RE: Memory usage for gate sim - Added by Guy Hutchison about 2 years ago
I reran with the above two options and memory usage seems to build slowly up to its maximum usage. There are several steps which cause large jumps in memory usage.
Initial memory usage grows rapidly during parsing to 2.8G Growth is slow through remaining steps until V3LinkDot:729, which jumps from 3.7G to 4.7G
Memory usage is stable through several more optimization steps until V3Inline.cpp:426 V3Tristate:696 increases from 4.7 to 4.9 V3Unknown:468 increases to 5.3 V3Inline:426 grows until it consumes all memory on the machine and it starts thrashing. At this point I need to kill the job because it has brought the machine to a near halt. Peak memory usage is 7.0G resident, 7.6G virtual.
BTW, the documentation mentions that Verilator moved away from straight translation of Verilog->SystemC a while ago. Is there a revisionary mode where it can go back to just doing basic translation?
Thanks,
Guy
RE: Memory usage for gate sim - Added by Wilson Snyder about 2 years ago
A 2.8GB parse is huge. Given the size of chip this must be, I suspect you have some larger servers somewhere :)
There isn't a straight translation any more, and it wouldn't be that much smaller anyhow as gate level models have so many instantiations. However you can use the -O{letter} options to disable some optimizations which may save memory.
Out of curiosity, why use Verilator for gate sims? Usually gate sims are on a signoff simulator where you also care about Xs and possibly back annotated timing.
RE: Memory usage for gate sim - Added by Guy Hutchison about 2 years ago
Actually, this isn't a particularly large chip. The block we are working on is about 6mm^2 in 65nm, which comes out to roughly 3-4M gates. Part of the problem is that we don't do signoff sims any more -- signoff is basic on static timing, and we don't necessarily have gate sim that is clean. We almost certainly have servers within the company that have more than 8G memory, but I would have to go find them. :)

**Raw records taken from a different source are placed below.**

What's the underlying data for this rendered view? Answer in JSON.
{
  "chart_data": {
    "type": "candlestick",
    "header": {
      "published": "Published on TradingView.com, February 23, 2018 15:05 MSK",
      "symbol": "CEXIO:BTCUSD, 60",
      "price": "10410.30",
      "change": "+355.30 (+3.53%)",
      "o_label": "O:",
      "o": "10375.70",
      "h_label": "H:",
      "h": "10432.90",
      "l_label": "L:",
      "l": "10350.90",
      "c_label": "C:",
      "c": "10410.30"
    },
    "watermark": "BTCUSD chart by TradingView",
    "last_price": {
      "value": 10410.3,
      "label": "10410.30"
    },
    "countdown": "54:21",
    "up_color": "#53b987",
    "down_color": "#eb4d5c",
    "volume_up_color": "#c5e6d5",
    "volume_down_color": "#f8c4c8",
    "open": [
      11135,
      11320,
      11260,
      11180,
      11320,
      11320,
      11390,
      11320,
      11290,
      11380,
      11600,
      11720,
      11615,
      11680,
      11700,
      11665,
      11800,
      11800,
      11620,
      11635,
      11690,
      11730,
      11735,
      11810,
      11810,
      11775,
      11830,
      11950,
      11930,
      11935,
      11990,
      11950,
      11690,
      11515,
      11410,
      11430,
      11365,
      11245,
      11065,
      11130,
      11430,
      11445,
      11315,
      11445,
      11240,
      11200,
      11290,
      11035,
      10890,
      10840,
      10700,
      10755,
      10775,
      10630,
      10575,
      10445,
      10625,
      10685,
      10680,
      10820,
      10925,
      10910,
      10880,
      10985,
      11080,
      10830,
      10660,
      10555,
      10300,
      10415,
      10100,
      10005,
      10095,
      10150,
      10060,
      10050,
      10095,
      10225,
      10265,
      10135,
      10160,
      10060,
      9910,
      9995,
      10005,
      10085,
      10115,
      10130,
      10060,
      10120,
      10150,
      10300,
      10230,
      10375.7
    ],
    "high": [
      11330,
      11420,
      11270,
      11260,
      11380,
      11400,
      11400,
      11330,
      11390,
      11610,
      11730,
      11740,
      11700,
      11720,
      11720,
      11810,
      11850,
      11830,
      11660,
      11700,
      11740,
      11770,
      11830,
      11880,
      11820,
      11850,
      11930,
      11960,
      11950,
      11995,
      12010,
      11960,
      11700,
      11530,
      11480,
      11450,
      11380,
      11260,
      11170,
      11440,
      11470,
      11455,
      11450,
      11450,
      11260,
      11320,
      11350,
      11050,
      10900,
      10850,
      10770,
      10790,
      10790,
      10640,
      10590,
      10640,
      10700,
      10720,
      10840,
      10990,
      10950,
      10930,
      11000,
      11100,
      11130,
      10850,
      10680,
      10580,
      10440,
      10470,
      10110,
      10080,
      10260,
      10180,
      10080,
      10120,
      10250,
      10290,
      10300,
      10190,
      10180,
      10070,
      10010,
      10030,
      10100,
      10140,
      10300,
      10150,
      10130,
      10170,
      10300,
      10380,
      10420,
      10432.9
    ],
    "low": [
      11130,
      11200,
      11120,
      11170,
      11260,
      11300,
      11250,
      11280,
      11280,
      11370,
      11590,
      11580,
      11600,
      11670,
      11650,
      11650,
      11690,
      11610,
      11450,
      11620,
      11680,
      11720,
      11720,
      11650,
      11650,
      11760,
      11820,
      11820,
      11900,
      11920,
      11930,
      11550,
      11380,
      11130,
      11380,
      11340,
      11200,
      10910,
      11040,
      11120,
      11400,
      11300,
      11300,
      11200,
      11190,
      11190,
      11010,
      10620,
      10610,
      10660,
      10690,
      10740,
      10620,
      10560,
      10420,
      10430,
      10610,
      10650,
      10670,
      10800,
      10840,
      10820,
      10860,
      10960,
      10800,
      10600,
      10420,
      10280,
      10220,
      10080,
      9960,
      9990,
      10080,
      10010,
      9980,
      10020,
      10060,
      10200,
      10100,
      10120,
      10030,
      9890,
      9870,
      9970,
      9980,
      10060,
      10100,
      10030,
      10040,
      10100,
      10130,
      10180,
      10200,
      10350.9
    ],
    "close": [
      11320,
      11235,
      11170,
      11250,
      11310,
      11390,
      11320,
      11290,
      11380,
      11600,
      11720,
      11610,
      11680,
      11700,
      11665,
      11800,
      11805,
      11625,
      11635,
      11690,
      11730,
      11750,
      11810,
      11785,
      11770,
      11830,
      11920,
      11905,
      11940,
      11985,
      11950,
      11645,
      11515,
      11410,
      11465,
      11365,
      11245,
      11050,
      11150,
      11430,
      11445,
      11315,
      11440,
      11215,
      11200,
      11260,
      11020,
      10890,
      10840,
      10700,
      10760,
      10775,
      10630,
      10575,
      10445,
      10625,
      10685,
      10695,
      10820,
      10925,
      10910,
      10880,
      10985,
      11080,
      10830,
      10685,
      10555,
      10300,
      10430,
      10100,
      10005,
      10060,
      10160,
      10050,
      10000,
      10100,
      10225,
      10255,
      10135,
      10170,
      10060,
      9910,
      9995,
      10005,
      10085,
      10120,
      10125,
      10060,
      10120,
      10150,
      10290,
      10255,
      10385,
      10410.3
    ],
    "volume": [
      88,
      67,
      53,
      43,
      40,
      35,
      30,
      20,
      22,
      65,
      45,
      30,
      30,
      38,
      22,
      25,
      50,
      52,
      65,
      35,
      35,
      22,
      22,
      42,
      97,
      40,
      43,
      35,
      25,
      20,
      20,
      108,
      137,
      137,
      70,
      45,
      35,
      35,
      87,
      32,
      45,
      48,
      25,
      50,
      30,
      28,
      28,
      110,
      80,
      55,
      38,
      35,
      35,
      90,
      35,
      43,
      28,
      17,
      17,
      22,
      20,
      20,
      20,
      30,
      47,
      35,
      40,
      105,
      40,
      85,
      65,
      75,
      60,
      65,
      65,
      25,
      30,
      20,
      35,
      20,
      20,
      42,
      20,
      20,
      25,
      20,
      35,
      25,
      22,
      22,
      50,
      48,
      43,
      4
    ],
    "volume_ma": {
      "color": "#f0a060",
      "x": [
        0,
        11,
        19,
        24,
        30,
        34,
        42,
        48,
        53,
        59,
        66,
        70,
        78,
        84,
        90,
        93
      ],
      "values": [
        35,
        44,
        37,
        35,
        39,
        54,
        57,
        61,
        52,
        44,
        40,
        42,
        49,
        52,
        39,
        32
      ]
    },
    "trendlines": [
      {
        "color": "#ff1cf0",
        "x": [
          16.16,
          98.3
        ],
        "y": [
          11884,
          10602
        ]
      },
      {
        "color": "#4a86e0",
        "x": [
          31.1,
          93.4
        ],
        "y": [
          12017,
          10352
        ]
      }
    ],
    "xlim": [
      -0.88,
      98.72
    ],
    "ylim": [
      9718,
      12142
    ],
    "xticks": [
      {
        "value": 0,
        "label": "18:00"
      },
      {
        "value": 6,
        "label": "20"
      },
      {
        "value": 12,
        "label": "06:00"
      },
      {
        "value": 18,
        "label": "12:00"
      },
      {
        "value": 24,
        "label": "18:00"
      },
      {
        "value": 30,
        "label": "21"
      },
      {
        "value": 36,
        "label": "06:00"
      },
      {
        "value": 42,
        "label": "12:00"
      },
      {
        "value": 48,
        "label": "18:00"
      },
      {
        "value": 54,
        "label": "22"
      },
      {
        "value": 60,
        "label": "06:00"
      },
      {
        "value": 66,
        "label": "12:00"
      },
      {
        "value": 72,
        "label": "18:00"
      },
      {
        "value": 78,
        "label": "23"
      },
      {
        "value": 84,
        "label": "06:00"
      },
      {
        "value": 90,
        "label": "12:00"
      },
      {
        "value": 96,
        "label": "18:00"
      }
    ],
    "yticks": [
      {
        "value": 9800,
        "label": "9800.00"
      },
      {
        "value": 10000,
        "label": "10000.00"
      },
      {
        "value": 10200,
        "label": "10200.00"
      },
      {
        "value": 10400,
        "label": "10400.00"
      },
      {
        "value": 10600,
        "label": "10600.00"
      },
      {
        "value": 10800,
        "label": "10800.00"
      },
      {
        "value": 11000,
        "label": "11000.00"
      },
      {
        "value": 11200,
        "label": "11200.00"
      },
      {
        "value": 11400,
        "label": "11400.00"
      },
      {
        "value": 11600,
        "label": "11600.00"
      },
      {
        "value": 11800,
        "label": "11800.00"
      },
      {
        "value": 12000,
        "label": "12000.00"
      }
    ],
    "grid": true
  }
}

In particular, this block has difficulty coming out of reset because of X-feedback, and we're trying to simulate an ECO change that only occurs after a fairly large amount of traffic. Since I would like the simulation to complete in my lifetime, doing a cycle-based 2-state simulation of this seemed like a good idea.
RE: Memory usage for gate sim - Added by Wilson Snyder about 2 years ago
I'm surprised it's that size, as larger designs have finished in 4GB, but maybe it's something to do with the cell library.
BTW if your problem is Xs, check your simulator manual; several have added randomize-X's flags recently. If you don't have that, I have a PLI script to get rid of them. Let me know and I'll dig it up; it'll take a dayish as I need to insure the code is releasable.